A king-sized ransomware attack that targeted Johnson Controls forced certain parts of its IT systems to go offline and disrupted some of its operations.
The attack on the renowned manufacturer of industrial control systems is reportedly the work of the Dark Angels hacker group.
According to BleepingComputer, which broke the story first, the ransomware group is demanding $51 million in exchange for a decryptor and a complete wipeout of stolen data.
As part of the hack, the company's ESXi servers were allegedly encrypted and some 27 terabytes of data were stolen by the digital hijackers.
Theft of DHS data?
The data hoard's potential exposure of private Department of Homeland Security (DHS) information, including physical floor plans of some agency buildings and security details on contracts with third parties, is of particular concern, CNN reported.
According to an internal DHS email reviewed by CNN, uncertainty exists around whether the Dark Angels or other digital hackers have taken control of Johnson Controls' private information.
“Until further notice, we should assume that [the contractor] stores DHS floor plans and security information tied to contracts on their servers,” the memo stated. “We do not currently know the full extent of the impact on DHS systems or facilities.”
Researchers believe that the ransomware employed in the attack is essentially an identical RagnarLocker Linux ransomware designed in 2021.

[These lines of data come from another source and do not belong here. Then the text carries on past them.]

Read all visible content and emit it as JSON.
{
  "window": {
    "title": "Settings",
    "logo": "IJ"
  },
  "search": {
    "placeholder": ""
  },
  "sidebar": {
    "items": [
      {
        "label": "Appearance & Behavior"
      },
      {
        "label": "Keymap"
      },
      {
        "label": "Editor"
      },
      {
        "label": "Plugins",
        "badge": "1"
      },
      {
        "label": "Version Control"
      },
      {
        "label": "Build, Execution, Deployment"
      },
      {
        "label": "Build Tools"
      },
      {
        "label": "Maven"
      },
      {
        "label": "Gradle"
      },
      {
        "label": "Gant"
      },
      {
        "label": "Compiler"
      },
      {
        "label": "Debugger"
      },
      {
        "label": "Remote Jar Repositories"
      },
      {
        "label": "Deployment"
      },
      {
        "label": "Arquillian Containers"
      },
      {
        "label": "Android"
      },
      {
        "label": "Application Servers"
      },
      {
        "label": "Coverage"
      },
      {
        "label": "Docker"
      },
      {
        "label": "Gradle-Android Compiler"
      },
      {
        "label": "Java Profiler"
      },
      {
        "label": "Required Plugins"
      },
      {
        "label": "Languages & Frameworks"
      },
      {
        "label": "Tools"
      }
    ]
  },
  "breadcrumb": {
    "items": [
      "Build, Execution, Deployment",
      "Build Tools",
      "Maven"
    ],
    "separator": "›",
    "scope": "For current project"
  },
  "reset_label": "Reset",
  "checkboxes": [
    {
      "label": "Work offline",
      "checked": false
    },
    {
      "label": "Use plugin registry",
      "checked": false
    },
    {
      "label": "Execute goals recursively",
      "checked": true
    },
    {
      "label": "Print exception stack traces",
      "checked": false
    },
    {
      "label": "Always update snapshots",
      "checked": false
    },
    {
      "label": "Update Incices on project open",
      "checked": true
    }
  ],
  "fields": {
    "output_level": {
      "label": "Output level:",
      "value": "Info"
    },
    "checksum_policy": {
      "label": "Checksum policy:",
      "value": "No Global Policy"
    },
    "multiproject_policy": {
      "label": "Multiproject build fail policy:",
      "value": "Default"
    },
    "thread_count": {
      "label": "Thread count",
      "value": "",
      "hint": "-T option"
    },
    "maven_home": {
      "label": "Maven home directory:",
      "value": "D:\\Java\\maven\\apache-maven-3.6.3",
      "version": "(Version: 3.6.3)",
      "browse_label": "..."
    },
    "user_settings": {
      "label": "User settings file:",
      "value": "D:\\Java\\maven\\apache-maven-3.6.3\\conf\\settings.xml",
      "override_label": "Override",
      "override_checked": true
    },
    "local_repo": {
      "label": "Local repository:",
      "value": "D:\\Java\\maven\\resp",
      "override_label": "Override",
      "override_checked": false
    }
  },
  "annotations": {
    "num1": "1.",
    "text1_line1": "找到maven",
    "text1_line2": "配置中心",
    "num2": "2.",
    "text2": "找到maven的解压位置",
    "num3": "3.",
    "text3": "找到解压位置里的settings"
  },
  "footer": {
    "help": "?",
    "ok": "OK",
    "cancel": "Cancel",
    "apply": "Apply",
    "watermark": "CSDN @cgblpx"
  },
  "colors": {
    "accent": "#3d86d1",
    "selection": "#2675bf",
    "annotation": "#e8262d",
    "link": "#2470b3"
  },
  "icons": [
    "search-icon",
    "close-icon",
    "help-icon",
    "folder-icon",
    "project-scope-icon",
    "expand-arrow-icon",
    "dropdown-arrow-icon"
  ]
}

In an 8K regulatory filing with the Securities and Exchange Commission (SEC), Johnson Controls stated that while some of its systems had been attacked by ransomware, many of its applications "remain operational."
In the repair process, Johnson Controls' insurers are collaborating with external cybersecurity experts, perhaps managed security service providers (MSSPs), and possibly forensics experts.

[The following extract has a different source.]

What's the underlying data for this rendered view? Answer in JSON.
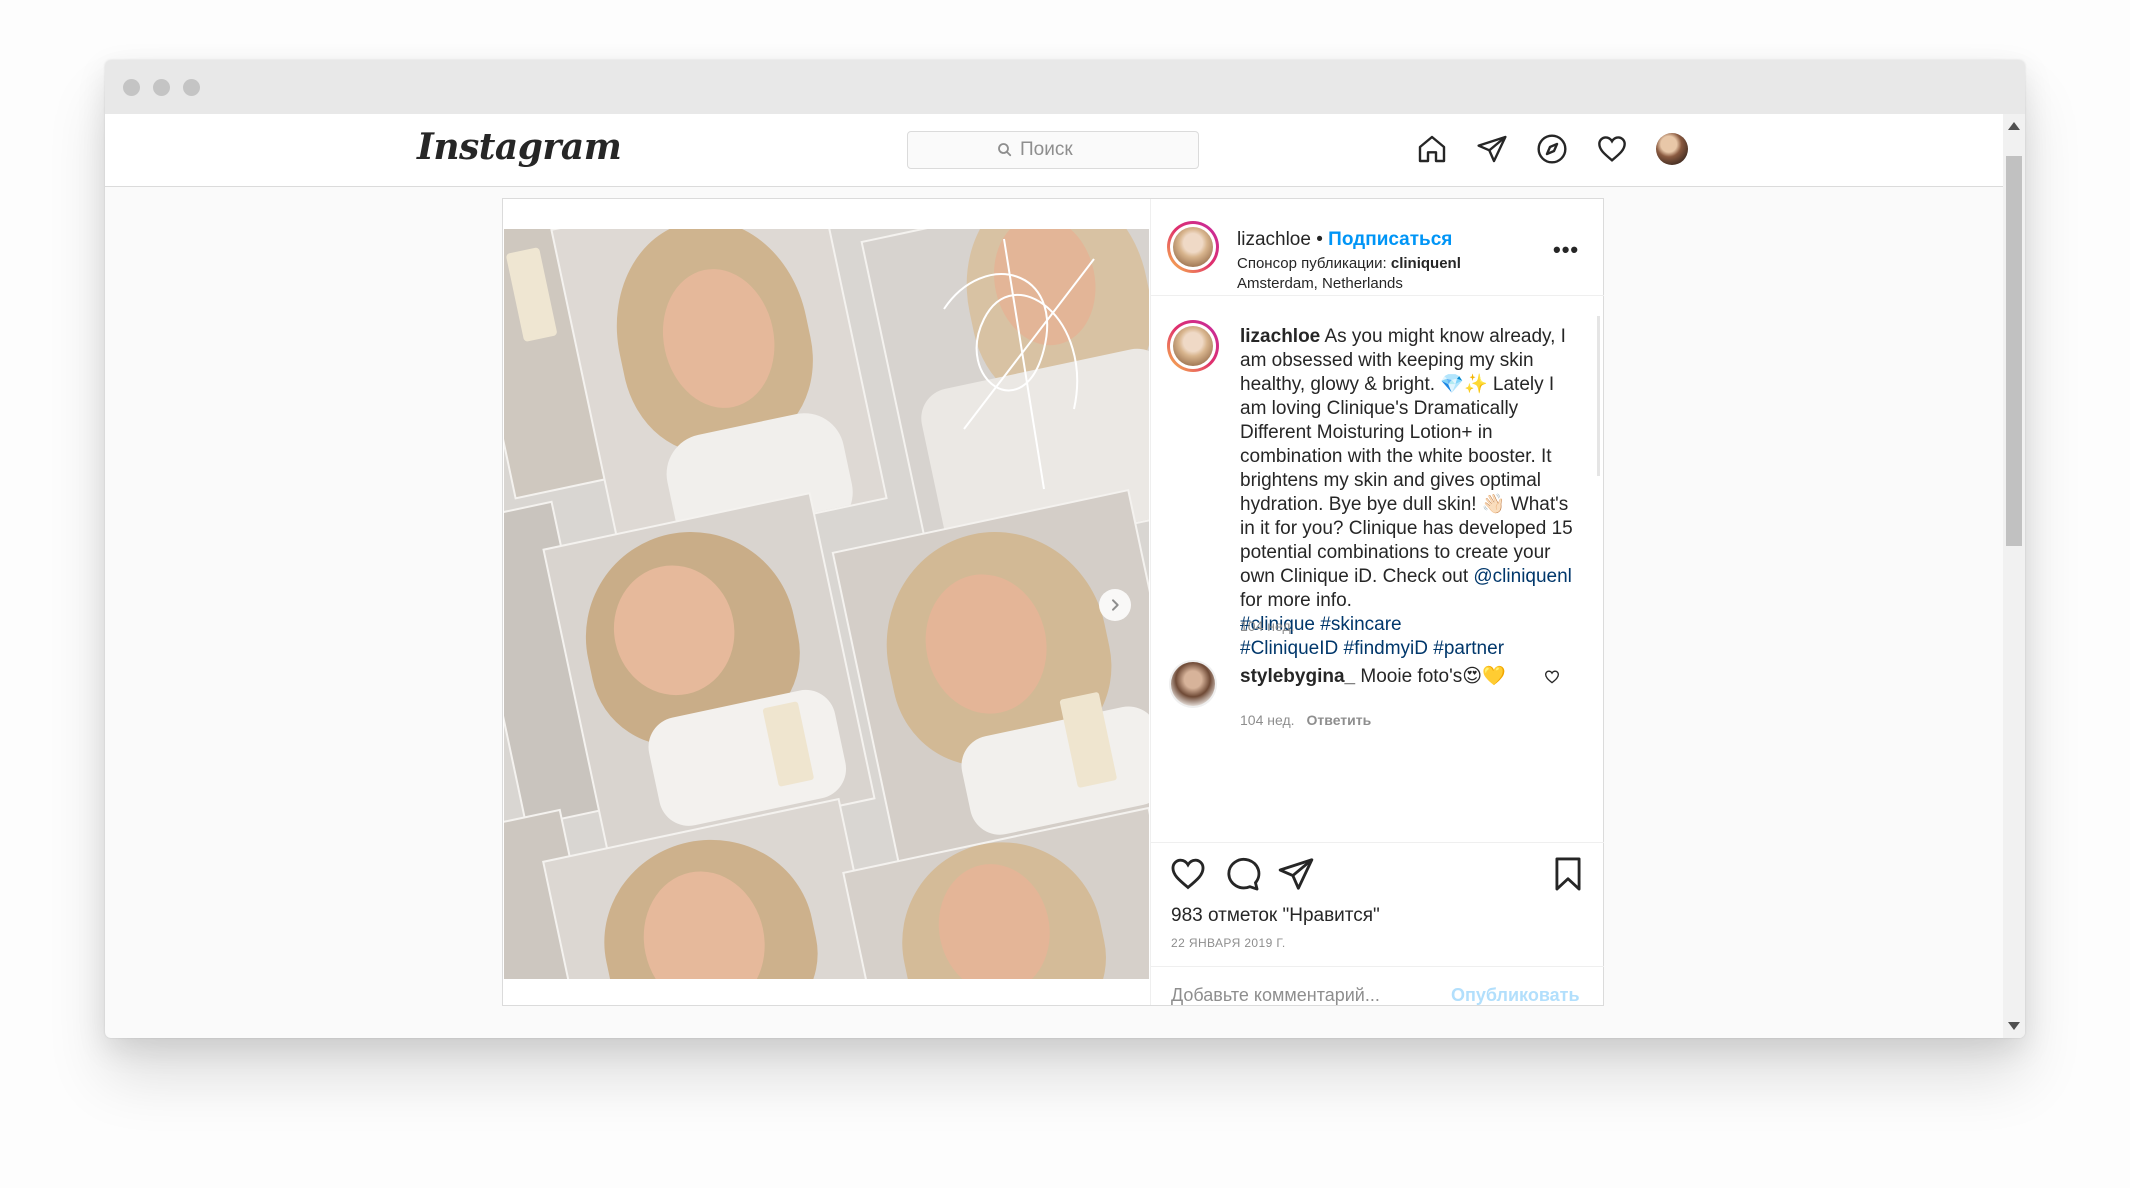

The attack commenced at the company's Asia offices and then extended to its subsidiaries. The cyber attackers reportedly launched the infiltration last weekend.
Statement from Johnson Controls
Johnson Control reported in an 8K filing that the incident is expected to continue to hinder certain parts of the company's business operations:
"Johnson Controls International plc (the “Company”) has experienced disruptions in portions of its internal information technology infrastructure and applications resulting from a cybersecurity incident. Promptly after detecting the issue, the Company began an investigation with assistance from leading external cybersecurity experts and is also coordinating with its insurers.

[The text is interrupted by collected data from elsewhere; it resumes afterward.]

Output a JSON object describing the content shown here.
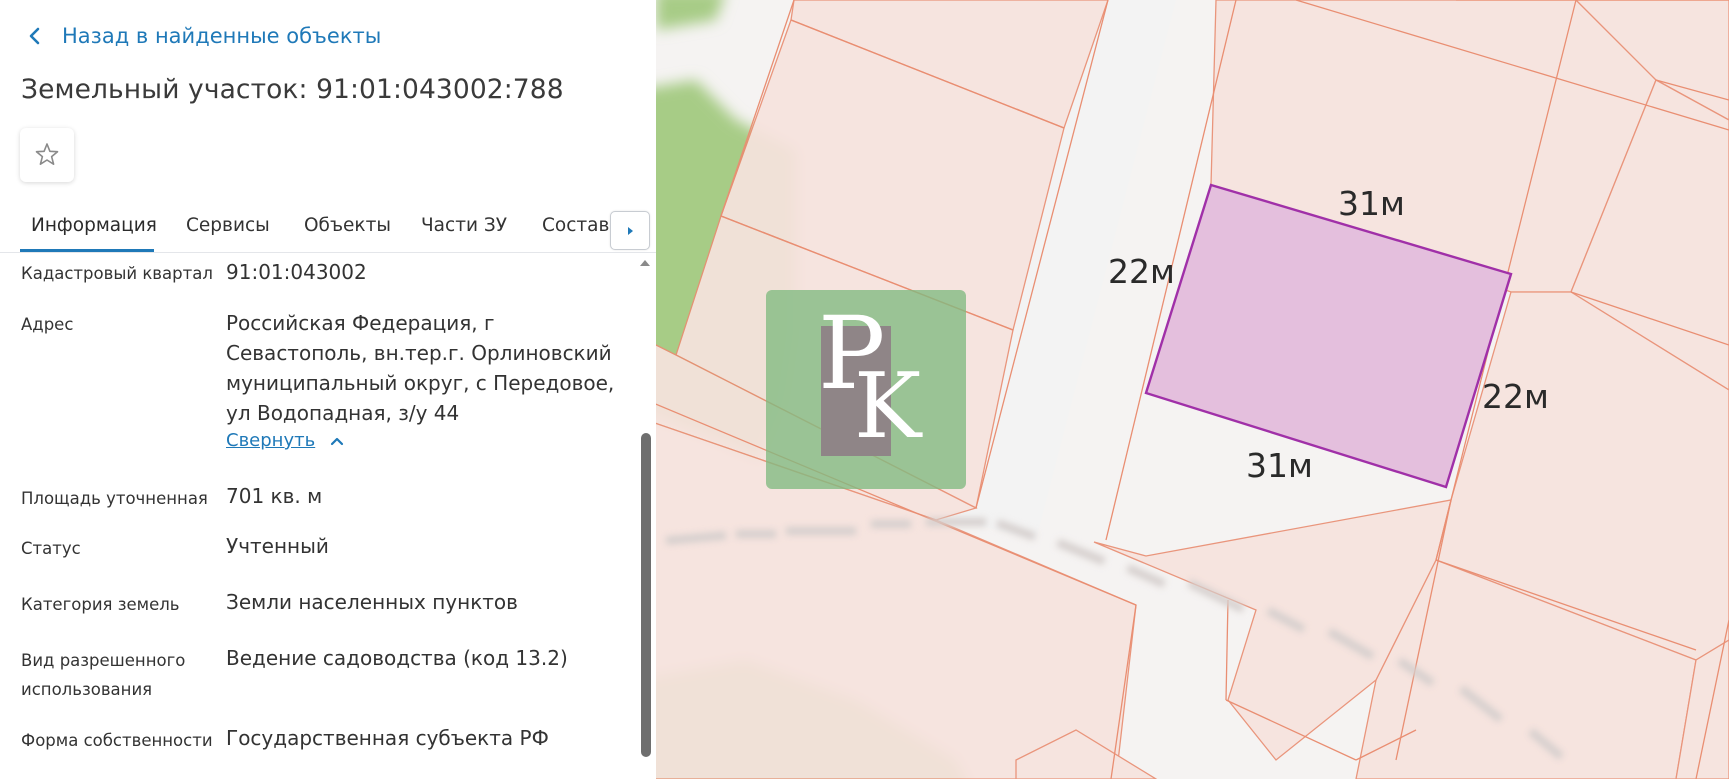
{
  "nav": {
    "back_label": "Назад в найденные объекты"
  },
  "object": {
    "title": "Земельный участок: 91:01:043002:788"
  },
  "tabs": [
    {
      "label": "Информация",
      "active": true
    },
    {
      "label": "Сервисы"
    },
    {
      "label": "Объекты"
    },
    {
      "label": "Части ЗУ"
    },
    {
      "label": "Состав"
    }
  ],
  "info": {
    "rows": [
      {
        "label": "Кадастровый квартал",
        "value": "91:01:043002"
      },
      {
        "label": "Адрес",
        "value": "Российская Федерация, г Севастополь, вн.тер.г. Орлиновский муниципальный округ, с Передовое, ул Водопадная, з/у 44",
        "action": "Свернуть"
      },
      {
        "label": "Площадь уточненная",
        "value": "701 кв. м"
      },
      {
        "label": "Статус",
        "value": "Учтенный"
      },
      {
        "label": "Категория земель",
        "value": "Земли населенных пунктов"
      },
      {
        "label": "Вид разрешенного использования",
        "value": "Ведение садоводства (код 13.2)"
      },
      {
        "label": "Форма собственности",
        "value": "Государственная субъекта РФ"
      }
    ]
  },
  "map": {
    "dimensions": {
      "top": "31м",
      "bottom": "31м",
      "left": "22м",
      "right": "22м"
    },
    "colors": {
      "parcel_fill": "#e4bfdd",
      "parcel_stroke": "#a030a8",
      "neighbor_fill": "#f7e3de",
      "neighbor_stroke": "#e98e72",
      "green": "#a7cc86"
    }
  },
  "theme": {
    "accent": "#1f79b8"
  },
  "icons": {
    "back": "chevron-left-icon",
    "favorite": "star-outline-icon",
    "tabs_next": "caret-right-icon",
    "collapse": "chevron-up-icon"
  }
}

The Company continues to assess what information was impacted and is executing its incident management and protection plan, including implementing remediation measures to mitigate the impact of the incident, and will continue taking additional steps as appropriate. "
At this time, it's unclear whether Johnson Controls will be able to announce fourth-quarter and full-year fiscal year results, as well as the financial impact of the attack.